Frequently Asked Questions (FAQs)

  1. Can I use a different type of flour? Yes, you can use whole wheat flour or gluten-free flour as a substitute. Keep in mind that whole wheat flour will make the pancakes slightly denser, while gluten-free flour may affect the texture.
  2. What if I don’t have avocado oil or olive oil? You can substitute with other neutral oils like vegetable or sunflower oil. If you want a richer flavor, you can also use melted butter instead of oil.
  3. Can I make the batter ahead of time? Yes, you can prepare the batter a few hours ahead and store it in the refrigerator. Just give it a good stir before using, as the ingredients may separate slightly over time.
  4. How can I make the pancakes fluffier? For extra fluffy pancakes, you can add 1 teaspoon of baking powder to the dry ingredients. Another option is to separate the egg whites and yolk, beat the egg whites until soft peaks form, and then gently fold them into the batter at the end.
  5. Can I make these pancakes without eggs? Yes, you can make the pancakes without eggs by using a flaxseed or chia seed egg substitute (1 tablespoon ground flaxseed or chia seeds mixed with 3 tablespoons water). Another option is to use a mashed banana or applesauce to bind the ingredients together.
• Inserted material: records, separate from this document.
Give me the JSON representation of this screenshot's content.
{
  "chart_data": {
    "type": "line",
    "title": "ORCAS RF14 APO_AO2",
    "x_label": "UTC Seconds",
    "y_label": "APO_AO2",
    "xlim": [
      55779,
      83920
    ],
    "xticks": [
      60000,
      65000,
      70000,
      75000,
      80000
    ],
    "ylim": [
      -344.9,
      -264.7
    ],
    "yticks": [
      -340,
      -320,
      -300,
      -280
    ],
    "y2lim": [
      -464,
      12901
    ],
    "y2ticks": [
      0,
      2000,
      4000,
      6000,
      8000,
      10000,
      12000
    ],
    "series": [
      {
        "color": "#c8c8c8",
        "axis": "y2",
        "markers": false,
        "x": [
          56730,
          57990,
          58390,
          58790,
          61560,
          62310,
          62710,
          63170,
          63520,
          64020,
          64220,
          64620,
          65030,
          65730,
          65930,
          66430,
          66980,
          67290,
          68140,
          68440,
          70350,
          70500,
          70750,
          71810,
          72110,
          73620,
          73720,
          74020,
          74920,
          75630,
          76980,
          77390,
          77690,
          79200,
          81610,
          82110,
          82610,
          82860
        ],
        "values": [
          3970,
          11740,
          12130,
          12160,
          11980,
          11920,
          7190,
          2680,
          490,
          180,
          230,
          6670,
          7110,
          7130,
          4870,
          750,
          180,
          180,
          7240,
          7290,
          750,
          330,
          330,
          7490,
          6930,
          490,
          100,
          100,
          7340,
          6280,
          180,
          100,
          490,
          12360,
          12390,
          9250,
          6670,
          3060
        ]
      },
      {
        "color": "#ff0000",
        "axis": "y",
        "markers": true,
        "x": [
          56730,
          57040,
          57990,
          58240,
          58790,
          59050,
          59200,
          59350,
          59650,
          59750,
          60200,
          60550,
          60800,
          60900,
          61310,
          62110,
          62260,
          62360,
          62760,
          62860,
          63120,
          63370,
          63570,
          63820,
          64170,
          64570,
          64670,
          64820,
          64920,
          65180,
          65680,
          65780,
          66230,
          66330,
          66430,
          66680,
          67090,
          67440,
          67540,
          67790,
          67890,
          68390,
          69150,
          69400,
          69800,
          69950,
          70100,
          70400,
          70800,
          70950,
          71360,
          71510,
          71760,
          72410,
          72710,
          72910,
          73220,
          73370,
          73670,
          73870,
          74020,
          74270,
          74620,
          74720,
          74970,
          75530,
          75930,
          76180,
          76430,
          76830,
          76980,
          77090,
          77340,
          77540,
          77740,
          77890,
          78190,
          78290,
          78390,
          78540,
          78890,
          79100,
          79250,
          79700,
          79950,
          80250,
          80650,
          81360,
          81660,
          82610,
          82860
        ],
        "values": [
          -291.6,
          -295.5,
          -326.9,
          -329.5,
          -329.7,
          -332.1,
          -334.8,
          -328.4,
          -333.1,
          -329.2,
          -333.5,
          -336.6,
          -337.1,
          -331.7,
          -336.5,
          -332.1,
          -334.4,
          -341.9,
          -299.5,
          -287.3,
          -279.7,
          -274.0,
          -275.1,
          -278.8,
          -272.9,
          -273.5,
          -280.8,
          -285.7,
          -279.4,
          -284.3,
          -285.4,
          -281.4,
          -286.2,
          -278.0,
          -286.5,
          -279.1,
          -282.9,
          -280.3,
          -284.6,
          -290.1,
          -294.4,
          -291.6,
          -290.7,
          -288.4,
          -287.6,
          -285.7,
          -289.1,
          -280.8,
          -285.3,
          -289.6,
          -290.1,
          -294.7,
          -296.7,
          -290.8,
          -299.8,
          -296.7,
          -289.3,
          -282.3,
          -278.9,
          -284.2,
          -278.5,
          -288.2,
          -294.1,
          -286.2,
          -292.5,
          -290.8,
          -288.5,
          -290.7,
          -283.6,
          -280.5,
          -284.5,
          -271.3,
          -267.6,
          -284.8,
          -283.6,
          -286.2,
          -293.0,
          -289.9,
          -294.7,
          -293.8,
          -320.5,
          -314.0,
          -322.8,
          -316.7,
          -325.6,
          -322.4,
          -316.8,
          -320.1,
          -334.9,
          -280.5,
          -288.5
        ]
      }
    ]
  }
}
Tips for Making the Best Cinnamon-Infused Pancakes

  1. Don’t Overmix the Batter: Once the flour is added, mix the batter just until combined. Overmixing can cause the pancakes to become tough instead of light and fluffy.
  2. Control the Heat: Cook the pancakes over medium heat. Too high of a heat will cause the pancakes to brown too quickly without cooking through the middle. Too low of a heat may result in pancakes that are too soft or gummy.
  3. Customize the Flavor: You can easily adapt this recipe by adding a dash of vanilla extract, nutmeg, or a sprinkle of brown sugar for extra flavor. You could also fold in fruit like blueberries or bananas for added texture.
  4. Use Fresh Cinnamon: For the best flavor, use fresh cinnamon. If your cinnamon has been sitting in the pantry for a while, it may have lost some of its potency. Freshly ground cinnamon will give your pancakes a warm, fragrant aroma and flavor.

Storage Tips

  • In the Refrigerator: Leftover pancakes can be stored in an airtight container in the refrigerator for up to 3 days. To reheat, place the pancakes in a toaster or skillet over medium heat for a few minutes until warmed through.
  • In the Freezer: To freeze, place the cooled pancakes in a single layer on a baking sheet and freeze until solid. Once frozen, transfer them to a freezer-safe bag or container. They can be stored in the freezer for up to 2 months. To reheat, simply pop them in the toaster or microwave.

Conclusion

Cinnamon-Infused Pancakes with a Touch of Olive Oil are a quick and easy breakfast option that’s both healthy and delicious. With just a handful of ingredients—milk, eggs, flour, cinnamon, and a dash of oil—you can create a light, fluffy stack of pancakes that’s perfect for any occasion. The subtle warmth of cinnamon paired with the richness of avocado or olive oil brings a unique twist to traditional pancakes, making them a delightful treat for both kids and adults alike. Whether you’re making a batch for a cozy weekend brunch or meal prepping for the week ahead, these pancakes are sure to please! Enjoy them topped with your favorite syrups, fruits, or spreads, and savor the comforting flavor of this classic breakfast dish.